|I was excited about this hike -- going some where brand new. I had stumbled across a write up about the |
Congaree Bluffs Heritage Preserve while looking for more maps on the Congaree National Park. The thing that
immediately caught my eye was the phrase, "Look out over the Congaree National Park from an observation
deck over 150 feet above the Congaree River."
I was hooked.
I left the hotel (my favorite Holiday Inn Express at Exit 80 on I-20 east of Columbia, SC) and headed on back
roads towards Fort Motte, SC. I had my final destination, Turkey Track Lane and County Road 25, keyed into
my navigation system in my Suburban and was hoping that the point I picked off the map was "close enough"

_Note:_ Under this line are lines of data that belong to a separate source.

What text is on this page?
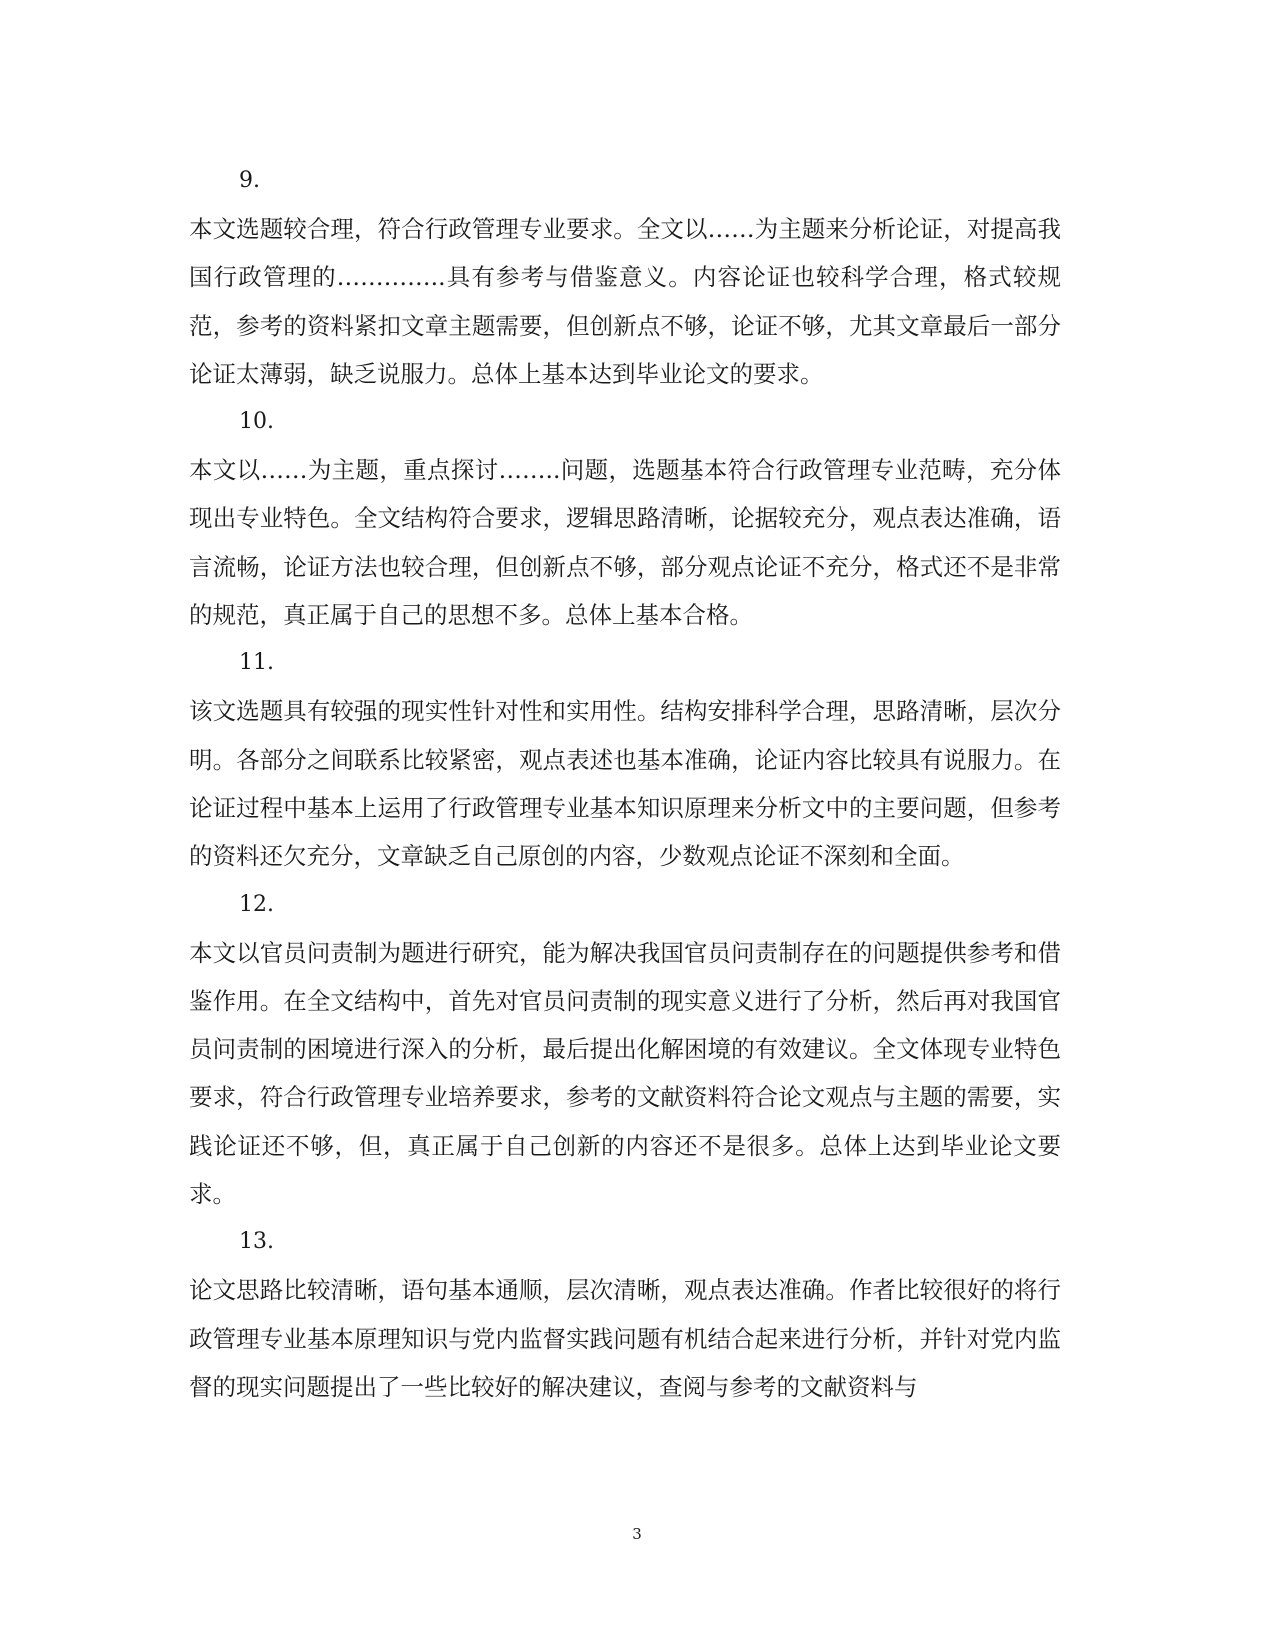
9.
本文选题较合理，符合行政管理专业要求。全文以……为主题来分析论证，对提高我国行政管理的…………..具有参考与借鉴意义。内容论证也较科学合理，格式较规范，参考的资料紧扣文章主题需要，但创新点不够，论证不够，尤其文章最后一部分论证太薄弱，缺乏说服力。总体上基本达到毕业论文的要求。
10.
本文以……为主题，重点探讨……..问题，选题基本符合行政管理专业范畴，充分体现出专业特色。全文结构符合要求，逻辑思路清晰，论据较充分，观点表达准确，语言流畅，论证方法也较合理，但创新点不够，部分观点论证不充分，格式还不是非常的规范，真正属于自己的思想不多。总体上基本合格。
11.
该文选题具有较强的现实性针对性和实用性。结构安排科学合理，思路清晰，层次分明。各部分之间联系比较紧密，观点表述也基本准确，论证内容比较具有说服力。在论证过程中基本上运用了行政管理专业基本知识原理来分析文中的主要问题，但参考的资料还欠充分，文章缺乏自己原创的内容，少数观点论证不深刻和全面。
12.
本文以官员问责制为题进行研究，能为解决我国官员问责制存在的问题提供参考和借鉴作用。在全文结构中，首先对官员问责制的现实意义进行了分析，然后再对我国官员问责制的困境进行深入的分析，最后提出化解困境的有效建议。全文体现专业特色要求，符合行政管理专业培养要求，参考的文献资料符合论文观点与主题的需要，实践论证还不够，但，真正属于自己创新的内容还不是很多。总体上达到毕业论文要求。
13.
论文思路比较清晰，语句基本通顺，层次清晰，观点表达准确。作者比较很好的将行政管理专业基本原理知识与党内监督实践问题有机结合起来进行分析，并针对党内监督的现实问题提出了一些比较好的解决建议，查阅与参考的文献资料与
3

to get me to the Preserve.
I sped past Fort Jackson property on my right as I headed down "Screaming Eagle Road" towards US 601
(McCords Ferry Road). Once there, I headed due south towards St. Matthews, SC. We used to come this same
way all those years ago when we came from Marietta and headed to Sumter, SC -- my home town -- to see my
mother and family.
Anyway, the road here is like one long roller coaster ride -- up and down, up and down. This area geologically is
fascinating. At one time, all this area was under water -- the Atlantic Ocean came this far up into SC. The "hills"

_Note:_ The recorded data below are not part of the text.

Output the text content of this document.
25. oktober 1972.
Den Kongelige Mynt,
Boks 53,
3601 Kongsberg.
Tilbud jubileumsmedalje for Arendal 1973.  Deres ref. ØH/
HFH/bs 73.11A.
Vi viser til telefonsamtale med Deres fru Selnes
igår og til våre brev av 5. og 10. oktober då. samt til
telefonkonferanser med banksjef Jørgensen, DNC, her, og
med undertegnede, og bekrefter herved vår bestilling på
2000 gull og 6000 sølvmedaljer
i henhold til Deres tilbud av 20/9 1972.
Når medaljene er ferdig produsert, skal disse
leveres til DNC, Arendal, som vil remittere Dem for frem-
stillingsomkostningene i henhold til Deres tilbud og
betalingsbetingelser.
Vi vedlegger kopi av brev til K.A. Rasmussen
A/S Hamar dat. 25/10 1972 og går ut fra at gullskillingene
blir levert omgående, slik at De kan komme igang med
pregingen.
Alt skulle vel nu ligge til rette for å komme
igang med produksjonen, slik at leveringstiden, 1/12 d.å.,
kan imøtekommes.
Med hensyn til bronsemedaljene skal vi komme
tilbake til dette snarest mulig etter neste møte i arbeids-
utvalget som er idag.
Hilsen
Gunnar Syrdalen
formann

are remnants of the ancient sea bottom -- and sand dunes. In fact, all this area from around Cheraw, SC down
past Columbia and Aiken SC, is know as the "Sandhill Section" of SC. You can find sharks' teeth buried in the
sand here. This area is also on the edge of the Fall Line -- the geographical barrier, change in land formation
that ended all boat navigation of rivers "up stream".
Soon I arrived at the Bates Bridge that crosses over the Congaree River. I stopped for a short visit and saw
quickly that the river was way up and flooding a bit over it's normal channel. Back in the car, I soon left US 601
and was working my way across rural SC towards the tiny community called Fort Motte. This place goes all the
way back to Revolutionary War times as it was at first a British stronghold here (protecting the road/paths to
upland SC) and was taken by an attack from the Americans led by General Francis Marion (the "Swamp Fox").
Not too far from town, I found my destination and turned off the paved road onto a dirt road cut through the
pine forest. Within minutes, I was at the Congaree Bluffs Heritage Preserve site. I parked my car
and headed towards the gate.
All the land around me was either burnt and/or plowed up. I learned later that the Preserve is taking out the
Slash Pine trees and replanting Loblolly Pine for better fire control. Soon, I could see the actual bluffs, the tree
line on the edge and then could see way out beyond that through the trees.